Over the years, Vanstone allowed Madi to participate in trial drug studies performed at Sick Kids Hospital to try and alleviate any of the symptoms that were preventing her from living a normal life.

She shares that when a ‘gene modulator’ became available to try on CF patients, it was amazing and something they had been waiting for.

“When we started this drug, her lung function went from 73 per cent to 115 per cent in a matter of days, and she gained 15 pounds too,” she shares.

The drug was called Kalydeco, and as excited as the family was to see a new medication finally working for Madi’s condition, that excitement was quickly diminished when funding for the drug became an issue.  Despite the drug being approved in Canada, no drug companies would fund it.

Once the trial stopped, Madi lost access to the drug that was keeping her alive, which would cost $350,000 per year to stay on it.

“That’s a lot of cupcakes to sell," she said. “I ended up calling my insurance company and begged for them to help. They agreed to pay 50 per cent... and the manufacturer gave us 30 per cent off.
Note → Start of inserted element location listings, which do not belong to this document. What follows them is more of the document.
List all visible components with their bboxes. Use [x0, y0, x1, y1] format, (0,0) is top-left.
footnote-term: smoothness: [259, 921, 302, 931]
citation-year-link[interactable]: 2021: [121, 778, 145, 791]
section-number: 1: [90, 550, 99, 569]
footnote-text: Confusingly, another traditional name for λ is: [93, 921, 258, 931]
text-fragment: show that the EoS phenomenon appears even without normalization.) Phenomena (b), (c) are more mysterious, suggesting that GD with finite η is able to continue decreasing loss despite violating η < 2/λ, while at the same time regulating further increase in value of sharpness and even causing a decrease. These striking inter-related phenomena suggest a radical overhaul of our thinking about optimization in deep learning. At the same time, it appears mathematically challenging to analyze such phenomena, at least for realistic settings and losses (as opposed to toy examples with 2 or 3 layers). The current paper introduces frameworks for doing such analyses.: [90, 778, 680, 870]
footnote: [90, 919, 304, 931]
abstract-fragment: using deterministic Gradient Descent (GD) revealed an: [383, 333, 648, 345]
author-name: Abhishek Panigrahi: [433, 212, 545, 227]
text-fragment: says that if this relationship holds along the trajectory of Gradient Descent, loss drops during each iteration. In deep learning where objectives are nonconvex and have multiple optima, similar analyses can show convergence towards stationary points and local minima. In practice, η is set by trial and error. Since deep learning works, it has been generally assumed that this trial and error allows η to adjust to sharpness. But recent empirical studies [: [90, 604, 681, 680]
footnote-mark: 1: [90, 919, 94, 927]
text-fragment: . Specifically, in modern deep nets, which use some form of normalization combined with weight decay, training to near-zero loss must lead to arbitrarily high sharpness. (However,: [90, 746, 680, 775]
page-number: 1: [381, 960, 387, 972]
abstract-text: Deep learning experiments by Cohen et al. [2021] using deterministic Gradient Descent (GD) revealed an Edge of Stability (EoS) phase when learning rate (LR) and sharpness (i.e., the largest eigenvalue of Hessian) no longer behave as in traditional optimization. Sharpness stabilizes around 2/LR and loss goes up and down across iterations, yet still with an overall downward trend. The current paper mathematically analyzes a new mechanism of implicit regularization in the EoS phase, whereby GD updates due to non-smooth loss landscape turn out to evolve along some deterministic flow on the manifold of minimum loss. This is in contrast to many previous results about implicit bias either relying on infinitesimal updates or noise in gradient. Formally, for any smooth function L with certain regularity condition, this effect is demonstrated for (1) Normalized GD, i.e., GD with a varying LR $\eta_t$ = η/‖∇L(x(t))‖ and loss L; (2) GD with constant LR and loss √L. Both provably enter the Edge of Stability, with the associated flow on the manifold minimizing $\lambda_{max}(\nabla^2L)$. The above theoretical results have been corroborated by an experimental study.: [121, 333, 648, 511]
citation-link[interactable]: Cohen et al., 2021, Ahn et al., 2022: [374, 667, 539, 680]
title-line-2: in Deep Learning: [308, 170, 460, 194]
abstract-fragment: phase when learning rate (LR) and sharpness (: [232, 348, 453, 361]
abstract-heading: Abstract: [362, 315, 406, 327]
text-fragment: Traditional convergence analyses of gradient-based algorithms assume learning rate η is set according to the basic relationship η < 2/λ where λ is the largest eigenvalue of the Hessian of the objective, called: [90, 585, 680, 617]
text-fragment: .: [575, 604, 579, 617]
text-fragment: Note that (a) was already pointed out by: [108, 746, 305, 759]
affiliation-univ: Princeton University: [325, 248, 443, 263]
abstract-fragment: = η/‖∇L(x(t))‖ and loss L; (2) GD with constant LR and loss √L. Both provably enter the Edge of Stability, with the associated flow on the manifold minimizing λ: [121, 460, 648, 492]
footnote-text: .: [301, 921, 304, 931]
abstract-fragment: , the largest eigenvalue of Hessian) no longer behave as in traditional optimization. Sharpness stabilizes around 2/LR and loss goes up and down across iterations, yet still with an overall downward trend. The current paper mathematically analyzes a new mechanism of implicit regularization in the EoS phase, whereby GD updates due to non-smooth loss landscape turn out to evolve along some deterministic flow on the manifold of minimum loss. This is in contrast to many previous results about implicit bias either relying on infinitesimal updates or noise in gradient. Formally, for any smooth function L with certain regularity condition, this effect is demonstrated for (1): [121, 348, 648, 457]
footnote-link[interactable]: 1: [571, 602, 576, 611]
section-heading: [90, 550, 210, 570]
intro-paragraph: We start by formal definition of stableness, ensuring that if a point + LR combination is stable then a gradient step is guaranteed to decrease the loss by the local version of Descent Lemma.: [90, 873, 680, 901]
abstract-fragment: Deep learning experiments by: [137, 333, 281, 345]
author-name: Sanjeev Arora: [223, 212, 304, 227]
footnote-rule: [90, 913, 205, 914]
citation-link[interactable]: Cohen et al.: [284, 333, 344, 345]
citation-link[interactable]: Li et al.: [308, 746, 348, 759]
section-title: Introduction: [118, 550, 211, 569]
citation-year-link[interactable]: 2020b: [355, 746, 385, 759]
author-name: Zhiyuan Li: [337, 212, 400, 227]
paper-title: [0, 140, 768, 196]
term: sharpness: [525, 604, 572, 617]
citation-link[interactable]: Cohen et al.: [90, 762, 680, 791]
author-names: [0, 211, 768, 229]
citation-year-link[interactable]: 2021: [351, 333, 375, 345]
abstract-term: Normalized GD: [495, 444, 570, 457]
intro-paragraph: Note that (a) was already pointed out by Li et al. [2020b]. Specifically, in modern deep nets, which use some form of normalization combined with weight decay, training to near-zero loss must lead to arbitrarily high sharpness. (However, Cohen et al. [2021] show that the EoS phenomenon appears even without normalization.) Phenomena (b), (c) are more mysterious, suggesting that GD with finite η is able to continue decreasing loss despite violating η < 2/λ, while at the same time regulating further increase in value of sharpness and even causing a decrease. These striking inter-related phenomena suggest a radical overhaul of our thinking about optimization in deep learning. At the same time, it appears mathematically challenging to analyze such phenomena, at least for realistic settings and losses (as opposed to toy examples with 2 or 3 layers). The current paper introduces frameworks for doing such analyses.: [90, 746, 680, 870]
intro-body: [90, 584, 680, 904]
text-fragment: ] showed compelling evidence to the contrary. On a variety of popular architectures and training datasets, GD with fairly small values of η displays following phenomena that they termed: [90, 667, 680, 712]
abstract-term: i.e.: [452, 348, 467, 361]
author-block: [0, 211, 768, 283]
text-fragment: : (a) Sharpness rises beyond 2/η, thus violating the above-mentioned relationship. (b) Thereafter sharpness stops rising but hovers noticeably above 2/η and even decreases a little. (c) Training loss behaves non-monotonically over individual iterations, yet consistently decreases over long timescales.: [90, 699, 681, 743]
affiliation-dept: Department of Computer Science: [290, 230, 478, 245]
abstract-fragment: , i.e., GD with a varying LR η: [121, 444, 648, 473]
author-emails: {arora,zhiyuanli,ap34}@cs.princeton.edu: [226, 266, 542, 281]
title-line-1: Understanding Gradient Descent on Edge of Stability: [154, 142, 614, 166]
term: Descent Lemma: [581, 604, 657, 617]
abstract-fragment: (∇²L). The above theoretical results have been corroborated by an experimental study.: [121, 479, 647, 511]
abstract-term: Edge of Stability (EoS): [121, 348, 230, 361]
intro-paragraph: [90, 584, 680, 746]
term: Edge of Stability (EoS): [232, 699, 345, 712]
So, if we raised $6,000 a month, Madi could live normally.”

Vanstone reached out to her community for help and shares that residents from Bradford, Beeton, and people across Canada began fundraising to help keep Madi on the drug treatment, but Vanstone knew this wasn’t sustainable.

So, she started advocating for access and provincial coverage of the drug and met with MPP Jim Wilson, Minister of Health MPP Christine Elliot, and then-premier Kathleen Wynne. 

“We were at Queen's Park a number of times… eventually, the drug was covered for Madi and others who could benefit from the drug,” she says. “But that particular drug was only effective in three to four per cent of the cystic fibrosis population because there are over 2000 faulty genetic mutations, so only people who had certain mutations would benefit from that drug – that left 96 per cent of the population without a modulator (drug).”

Vanstone began a decade-long fight to gain better access to more life-saving drugs for cystic fibrosis patients and continued to advocate for different drugs that were approved but sitting on a shelf unattainable due to costs.  

Finally, a new drug called Trikafta was tested and proven to help those other 96 per cent of the CF population – a drug that was approved and funded in the United States in 90 days.  But once it arrived in Canada, funding issues came up.

“This was like the golden goose,” she describes. “The US (CF patients) are thriving thanks to Trikafta… people were regaining their lives again!”

Vanstone wanted that same lifestyle for her daughter so she again continued to advocate with local politicians and petitioned the government for a change in how the system approves these drugs.

“In Canada, we have such challenging regulations and pricing issues,” she says. “I’m pushing for quick advocacy and trying to be loud in the CF community – this is about trying to get access to drugs that will save lives; people are dying because of a lack of access, so I will continue to fight!”

Currently, Trikafta has been approved by Health Canada for Canadians aged 12 and up with cystic fibrosis, however, it is not yet accessible to those who need it until it is funded by provincial drug plans and private insurers.

“There is a whole community fighting this – I am one of many – I’m fighting hard for access and have been for the last 10 years and I will continue to fight to make change – all patients should have access to this drug!” she says.

A film crew from the US recently reached out to Vanstone and Madi about their journey with CF and contracted videographers from Toronto to interview them next month about the differences in accessing drugs in Canada versus the United States.

“If people realize how much of a difference they can make just by standing up and putting their hands out… the value they could bring is so rewarding,” she concludes.

Today, Madi is 19 years old and currently dealing with water on her lungs. She was admitted to the hospital last month but continues to keep her head up and never lets the disease own her.